10 November, 2017
Mushrooms Baked with Coriander Garlic Chutney~ Bite Sized Appetizers
Mushrooms Baked with Dhania/ coriander Garlic Chutney is one of the best appetizers that I have stumbled upon in a long time.
Actually, I have used coriander in some form or other in mushrooms but never thought of it actively. Dhania complements the flavours of mushrooms just try it.
For a bread that I was to bake I made this awesome chutney or relish and I overestimated the amount of chutney I will need (the official reason, however, is it’s pungent). Post operation unable to eat pungent stuff, hope I get over this phase soon.
Now, you know I generally will not like to waste food so to finish the chutney I made these mushrooms. They were a great hit with hubby and daughter.

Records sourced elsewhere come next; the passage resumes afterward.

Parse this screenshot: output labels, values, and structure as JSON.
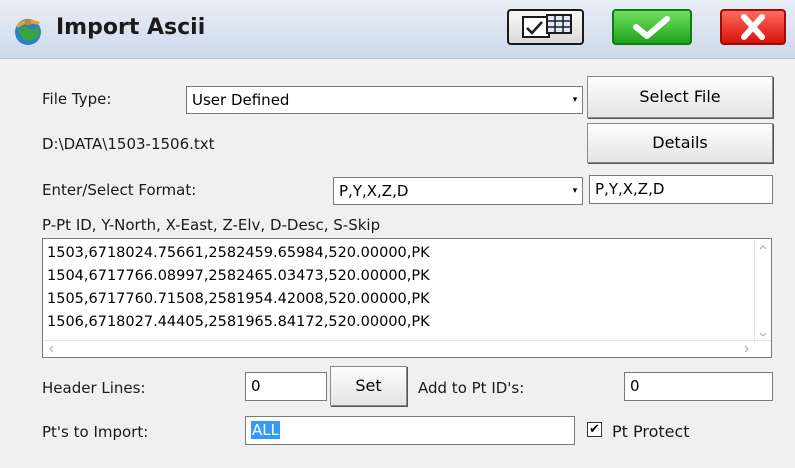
{
  "window": {
    "title": "Import Ascii"
  },
  "file_type": {
    "label": "File Type:",
    "value": "User Defined"
  },
  "select_file_button": "Select File",
  "file_path": "D:\\DATA\\1503-1506.txt",
  "details_button": "Details",
  "format": {
    "label": "Enter/Select Format:",
    "select_value": "P,Y,X,Z,D",
    "input_value": "P,Y,X,Z,D"
  },
  "legend": "P-Pt ID, Y-North, X-East, Z-Elv, D-Desc, S-Skip",
  "preview_lines": [
    "1503,6718024.75661,2582459.65984,520.00000,PK",
    "1504,6717766.08997,2582465.03473,520.00000,PK",
    "1505,6717760.71508,2581954.42008,520.00000,PK",
    "1506,6718027.44405,2581965.84172,520.00000,PK"
  ],
  "header_lines": {
    "label": "Header Lines:",
    "value": "0",
    "set_button": "Set"
  },
  "add_to_pt_ids": {
    "label": "Add to Pt ID's:",
    "value": "0"
  },
  "pts_to_import": {
    "label": "Pt's to Import:",
    "value": "ALL"
  },
  "pt_protect": {
    "label": "Pt Protect",
    "checked": true,
    "check_glyph": "✔"
  },
  "icons": [
    "app-logo-icon",
    "table-view-icon",
    "checkmark-icon",
    "close-icon"
  ],
  "colors": {
    "ok": "#21a31c",
    "cancel": "#d8120a",
    "selection": "#3399ff"
  }
}
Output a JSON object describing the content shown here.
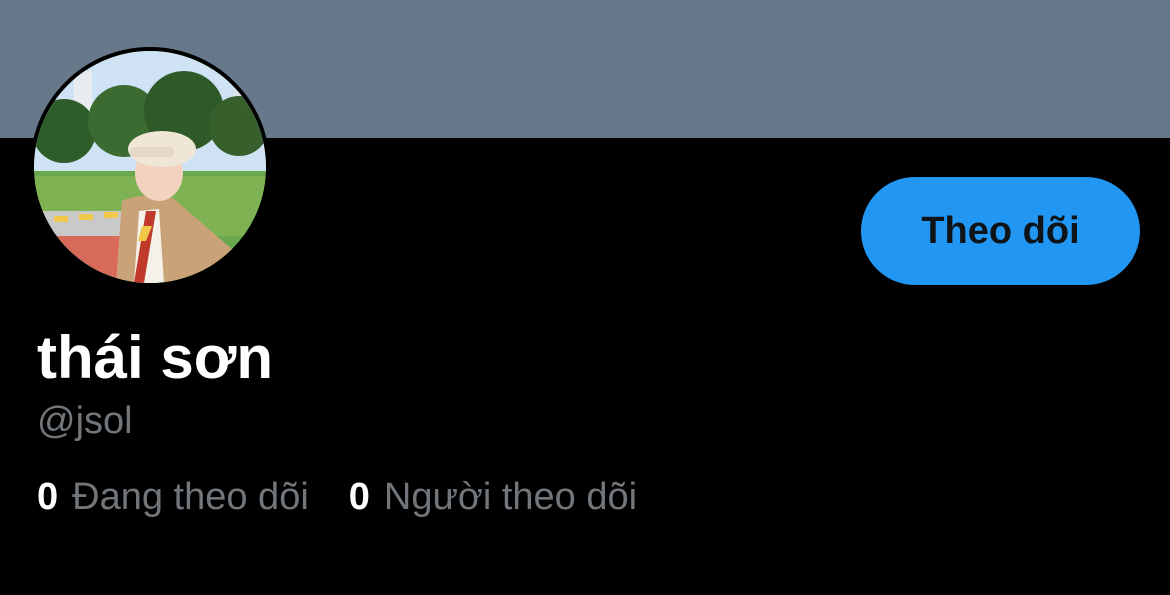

You need not make Mushrooms Baked with Coriander Garlic Chutney with mushrooms potato, cauliflower and paneer are a great substitute.
Mushrooms can also be eaten as
- Mushroom and Fried Banana Sticks in a Kokum Sauce,
- Yummy Stir fried Burnt Garlic Mushrooms,
- Mushroom Kababs
Mushrooms Baked with Dhania/ coriander Garlic Chutney
- Serves :3 people
- Preparation time: 15 minutes
- Cook time: 15-20 minutes
- Passive time: 1 hour
- 200 grams mushrooms
- 1 cup dhania/ coriander garlic chutney
- 1 onion small finely chopped, optional
- Salt to taste
- 1/2 tsp red chill powder, optional
- A little oil
- Wash the mushrooms well.
- Drain and transfer in a bowl.
- Add the chutney, onions, salt and red chilli powder. Mix well.
- Set aside in a covered container in the fridge.
- After an hour remove the mushrooms from the fridge.
- Arrange the mushrooms in a foil-lined tray drizzle a little oil.
- Bake in a preheated oven at 180°C for about 15-20 minutes.
- Serve with sauce or Russian Sauce, Ranch Dressing or tomato sauce.